Короедов сперва не понял. Потом вспомнил разговор в музее, и сразу дошло.
— Шапка Мономаха?!
Незнакомец только шморгнул носом и сплюнул.
— Но ведь все сразу заметят, — прошептал Короедов. — Это ж такая ценность! Мировая реликвия!..
— Никто ничего не заметит. Витрину вскрою точно по шву, а на место шапки положу копию. Копия хорошая, один в один. Может, несколько лет пройдет еще, пока кто-то врубится.
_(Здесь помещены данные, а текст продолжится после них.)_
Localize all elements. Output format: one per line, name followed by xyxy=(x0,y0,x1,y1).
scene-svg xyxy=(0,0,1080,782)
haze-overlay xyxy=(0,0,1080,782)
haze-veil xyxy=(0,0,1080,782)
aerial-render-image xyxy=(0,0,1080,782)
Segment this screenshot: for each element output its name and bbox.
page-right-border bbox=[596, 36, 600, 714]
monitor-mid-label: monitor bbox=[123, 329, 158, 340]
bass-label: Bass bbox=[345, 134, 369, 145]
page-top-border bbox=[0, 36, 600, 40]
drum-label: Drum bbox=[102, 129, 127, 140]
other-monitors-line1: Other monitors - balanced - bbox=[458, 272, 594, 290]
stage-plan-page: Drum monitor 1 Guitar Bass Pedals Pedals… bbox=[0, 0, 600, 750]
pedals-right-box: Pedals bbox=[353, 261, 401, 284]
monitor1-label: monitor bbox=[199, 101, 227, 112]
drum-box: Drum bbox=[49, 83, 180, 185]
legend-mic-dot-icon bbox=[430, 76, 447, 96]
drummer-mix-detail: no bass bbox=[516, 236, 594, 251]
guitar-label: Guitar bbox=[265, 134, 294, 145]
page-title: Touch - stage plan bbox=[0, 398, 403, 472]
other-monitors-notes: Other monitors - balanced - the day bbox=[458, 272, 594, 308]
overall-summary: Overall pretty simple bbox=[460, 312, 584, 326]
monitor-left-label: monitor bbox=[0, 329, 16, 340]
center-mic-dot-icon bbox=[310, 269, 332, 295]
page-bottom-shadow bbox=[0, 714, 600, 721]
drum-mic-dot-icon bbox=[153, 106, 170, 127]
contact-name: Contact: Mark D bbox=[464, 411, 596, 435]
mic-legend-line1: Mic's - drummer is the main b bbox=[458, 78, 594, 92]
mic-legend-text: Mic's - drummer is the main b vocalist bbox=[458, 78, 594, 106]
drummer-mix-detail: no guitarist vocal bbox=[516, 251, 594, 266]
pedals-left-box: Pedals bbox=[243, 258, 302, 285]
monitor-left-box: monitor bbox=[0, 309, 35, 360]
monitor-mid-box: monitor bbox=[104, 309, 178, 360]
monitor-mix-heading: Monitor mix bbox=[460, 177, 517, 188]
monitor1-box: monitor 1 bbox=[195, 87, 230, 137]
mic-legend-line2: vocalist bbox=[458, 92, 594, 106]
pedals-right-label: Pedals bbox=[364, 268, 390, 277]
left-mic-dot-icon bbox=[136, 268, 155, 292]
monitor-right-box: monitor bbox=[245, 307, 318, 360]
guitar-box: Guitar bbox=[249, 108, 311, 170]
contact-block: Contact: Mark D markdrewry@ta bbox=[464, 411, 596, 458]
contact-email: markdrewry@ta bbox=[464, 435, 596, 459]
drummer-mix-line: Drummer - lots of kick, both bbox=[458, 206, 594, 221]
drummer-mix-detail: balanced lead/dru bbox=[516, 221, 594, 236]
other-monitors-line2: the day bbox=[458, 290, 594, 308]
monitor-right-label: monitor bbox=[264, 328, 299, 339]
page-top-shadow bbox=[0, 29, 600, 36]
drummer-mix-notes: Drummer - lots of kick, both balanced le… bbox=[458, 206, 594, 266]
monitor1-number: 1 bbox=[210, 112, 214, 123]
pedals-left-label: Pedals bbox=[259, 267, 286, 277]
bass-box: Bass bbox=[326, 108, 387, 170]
Прозвучало веско, хоть и несколько самонадеянно. А может, Короедов просто устал бояться и ждать. Он последний раз трепыхнулся:
— Ну, предположим. А что будет, когда все-таки врубятся? — забеспокоился Короедов. — Меня ведь сразу на допрос и в кандалы!
Пых-х! — из капюшона вылетел очередной клуб дыма.
— Тебя никто не заставляет сидеть в этом музее и дожидаться. Свалишь куда-нибудь, где тебя не знают…
— Что? Уехать из Москвы?
— А как ты хотел? Нечего было садиться с ворами в карты играть.
Короедов подумал. В общем-то, он надеялся, что жертвовать московской пропиской все-таки не придется.
— Но я все равно рискую! — сказал он. — Накинь хотя бы еще пять тысяч сверху!